What is the difference between a开发者_StackOverflow社区 belongs_to and a has_one?
Reading the Ruby on Rails guide hasn't helped me.
They essentially do the same thing, the only difference is what side of the relationship you are on. If a User has a Profile, then in the User class you'd have has_one :profile and in the Profile class you'd have belongs_to :user. To determine who "has" the other object, look at where the foreign key is. We can say that a User "has" a Profile because the profiles table has a user_id column. If there was a column called profile_id on the users table, however, we would say that a Profile has a User, and the belongs_to/has_one locations would be swapped.
here is a more detailed explanation.
It's about where the foreign key sits.
class Foo < AR:Base
end
- If foo
belongs_to :bar, then the foos table has abar_idcolumn - If foo
has_one :bar, then the bars table has afoo_idcolumn
On the conceptual level, if your class A has a has_one relationship with class B then class A is the parent of class B hence your class B will have a belongs_to relationship with class A since it is the child of class A.
Both express a 1-1 relationship. The difference is mostly where to place the foreign key, which goes on the table for the class declaring the belongs_to relationship.
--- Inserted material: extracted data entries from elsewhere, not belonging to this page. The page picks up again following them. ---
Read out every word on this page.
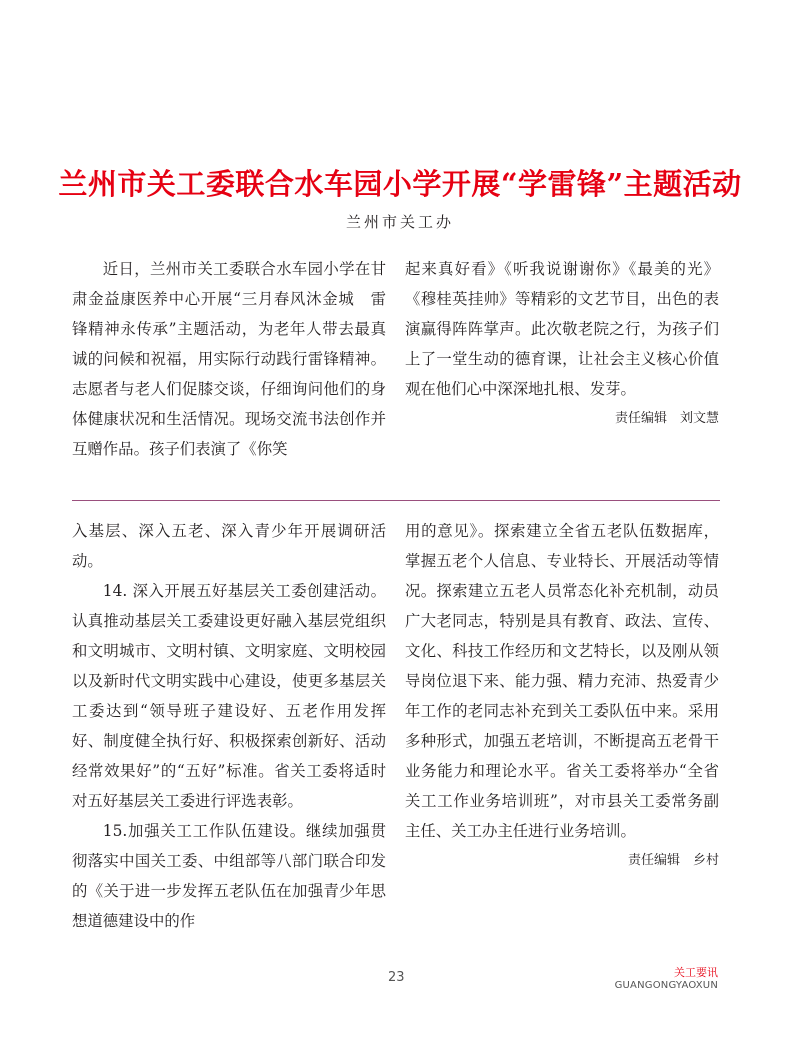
兰州市关工委联合水车园小学开展“学雷锋”主题活动
兰州市关工办

近日，兰州市关工委联合水车园小学在甘肃金益康医养中心开展“三月春风沐金城　雷锋精神永传承”主题活动，为老年人带去最真诚的问候和祝福，用实际行动践行雷锋精神。志愿者与老人们促膝交谈，仔细询问他们的身体健康状况和生活情况。现场交流书法创作并互赠作品。孩子们表演了《你笑

起来真好看》《听我说谢谢你》《最美的光》《穆桂英挂帅》等精彩的文艺节目，出色的表演赢得阵阵掌声。此次敬老院之行，为孩子们上了一堂生动的德育课，让社会主义核心价值观在他们心中深深地扎根、发芽。

责任编辑　刘文慧

入基层、深入五老、深入青少年开展调研活动。

14. 深入开展五好基层关工委创建活动。认真推动基层关工委建设更好融入基层党组织和文明城市、文明村镇、文明家庭、文明校园以及新时代文明实践中心建设，使更多基层关工委达到“领导班子建设好、五老作用发挥好、制度健全执行好、积极探索创新好、活动经常效果好”的“五好”标准。省关工委将适时对五好基层关工委进行评选表彰。

15.加强关工工作队伍建设。继续加强贯彻落实中国关工委、中组部等八部门联合印发的《关于进一步发挥五老队伍在加强青少年思想道德建设中的作

用的意见》。探索建立全省五老队伍数据库，掌握五老个人信息、专业特长、开展活动等情况。探索建立五老人员常态化补充机制，动员广大老同志，特别是具有教育、政法、宣传、文化、科技工作经历和文艺特长，以及刚从领导岗位退下来、能力强、精力充沛、热爱青少年工作的老同志补充到关工委队伍中来。采用多种形式，加强五老培训，不断提高五老骨干业务能力和理论水平。省关工委将举办“全省关工工作业务培训班”，对市县关工委常务副主任、关工办主任进行业务培训。

责任编辑　乡村

23	关工要讯
GUANGONGYAOXUN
class User < ActiveRecord::Base
# I reference an account.
belongs_to :account
end
class Account < ActiveRecord::Base
# One user references me.
has_one :user
end
The tables for these classes could look something like:
CREATE TABLE users (
id int(11) NOT NULL auto_increment,
account_id int(11) default NULL,
name varchar default NULL,
PRIMARY KEY (id)
)
CREATE TABLE accounts (
id int(11) NOT NULL auto_increment,
name varchar default NULL,
PRIMARY KEY (id)
)
has_one and belongs_to generally are same in a sense that they point to the other related model. belongs_to make sure that this model has the foreign_key defined.
has_one makes sure that the other model has_foreign key defined.
To be more specific, there are two sides of relationship, one is the Owner and other is Belongings. If only has_one is defined we can get its Belongings but cannot get the Owner from the belongings. To trace the Owner we need to define the belongs_to as well in the belonging model.
One additional thing that I want to add is, suppose we have the following models association.
class Author < ApplicationRecord
has_many :books
end
If we only write the above association, then we can get all books of a particular author with
@books = @author.books
but, for a particular book, we can't get the corresponding author with
@author = @book.author
To make the above code work we need to add an association to the Book model as well, like this
class Book < ApplicationRecord
belongs_to :author
end
This will add method 'author' to the Book model. For mode details see guides
has_one
- This method should only be used if the
other classcontains theforeign key.
belongs_to
- This method should only be used if the
current classcontains theforeign key.
From a simplicity standpoint, belongs_to is better than has_one because in has_one, you would have to add the following constraints to the model and table that has the foreign key to enforce the has_one relationship:
validates :foreign_key, presence: true, uniqueness: true- add a database unique index on the foreign key.